Based on those experiences, the following checklist can help carriers ensure their claims systems are properly aligned.
- Accurate field mapping: Internal claims system fields must map correctly to data elements, so that information is transmitted with the correct meaning and structure.
- Review required fields and optional fields: Fields identified as “required” should be technically enforced within the system—not simply marked as recommended or optional. Carriers should also confirm with their claims system vendors whether optional fields are being transmitted, as many of these fields provide significant analytical value.
- Correct data format and structure: Dates, names, identifiers, and addresses should follow consistent formatting standards to ensure reliable matching.
- Monitoring vendor updates: System upgrades, configuration changes, and vendor releases can unintentionally affect field behavior or data transmission.
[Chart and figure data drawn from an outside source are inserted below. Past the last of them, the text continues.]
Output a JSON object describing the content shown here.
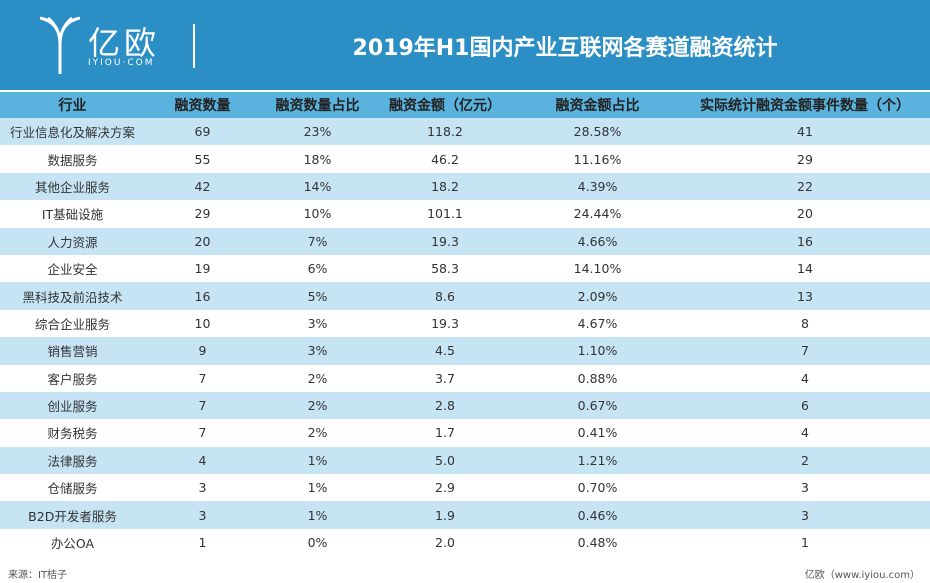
{
  "header": {
    "logo_text": "亿欧",
    "logo_sub": "IYIOU·COM",
    "title": "2019年H1国内产业互联网各赛道融资统计"
  },
  "table": {
    "columns": [
      "行业",
      "融资数量",
      "融资数量占比",
      "融资金额（亿元）",
      "融资金额占比",
      "实际统计融资金额事件数量（个）"
    ],
    "rows": [
      [
        "行业信息化及解决方案",
        "69",
        "23%",
        "118.2",
        "28.58%",
        "41"
      ],
      [
        "数据服务",
        "55",
        "18%",
        "46.2",
        "11.16%",
        "29"
      ],
      [
        "其他企业服务",
        "42",
        "14%",
        "18.2",
        "4.39%",
        "22"
      ],
      [
        "IT基础设施",
        "29",
        "10%",
        "101.1",
        "24.44%",
        "20"
      ],
      [
        "人力资源",
        "20",
        "7%",
        "19.3",
        "4.66%",
        "16"
      ],
      [
        "企业安全",
        "19",
        "6%",
        "58.3",
        "14.10%",
        "14"
      ],
      [
        "黑科技及前沿技术",
        "16",
        "5%",
        "8.6",
        "2.09%",
        "13"
      ],
      [
        "综合企业服务",
        "10",
        "3%",
        "19.3",
        "4.67%",
        "8"
      ],
      [
        "销售营销",
        "9",
        "3%",
        "4.5",
        "1.10%",
        "7"
      ],
      [
        "客户服务",
        "7",
        "2%",
        "3.7",
        "0.88%",
        "4"
      ],
      [
        "创业服务",
        "7",
        "2%",
        "2.8",
        "0.67%",
        "6"
      ],
      [
        "财务税务",
        "7",
        "2%",
        "1.7",
        "0.41%",
        "4"
      ],
      [
        "法律服务",
        "4",
        "1%",
        "5.0",
        "1.21%",
        "2"
      ],
      [
        "仓储服务",
        "3",
        "1%",
        "2.9",
        "0.70%",
        "3"
      ],
      [
        "B2D开发者服务",
        "3",
        "1%",
        "1.9",
        "0.46%",
        "3"
      ],
      [
        "办公OA",
        "1",
        "0%",
        "2.0",
        "0.48%",
        "1"
      ]
    ]
  },
  "footer": {
    "source": "来源：IT桔子",
    "credit": "亿欧（www.iyiou.com）"
  }
}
- Post-change testing: Any claims system change that affects claims intake, data fields, or integrations should include validation testing to ensure submissions remain accurate and complete.
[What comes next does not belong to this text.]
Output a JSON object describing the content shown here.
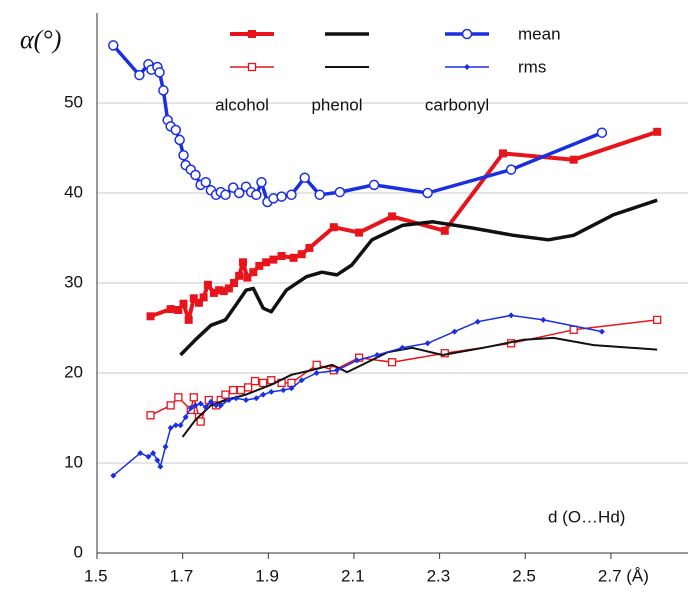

Taking these steps helps ensure that improvements or updates to claims systems do not inadvertently reduce the quality of industry data contributions.
Building a culture of data discipline
Technology alone can’t solve the data quality challenge. The most effective insurers treat data discipline as part of their claims culture.
This includes:
- Designing claims workflows that support accurate data capture
- Training adjusters on the downstream importance of structured data
- Regularly auditing claims submissions and match performance
- Partnering with system vendors to continuously refine integrations
When data quality becomes a shared responsibility across operations, technology teams, and vendor partners, the benefits extend far beyond a single database.
The bottom line
As the insurance industry continues to advance through analytics, automation, and shared intelligence platforms, one thing remains constant: Data quality is the foundation that makes it all possible. Clean, consistent, well-structured data enables stronger analytics, more accurate industry matching, and ultimately more effective claims management and fraud detection. As new data types like images become part of the claims ecosystem, the importance of strong underlying data only grows.
The question for carriers isn’t whether analytics and industry intelligence will shape the future of claims—they already are.
The real question is: Is the data feeding those systems strong enough to support the decisions being made from it?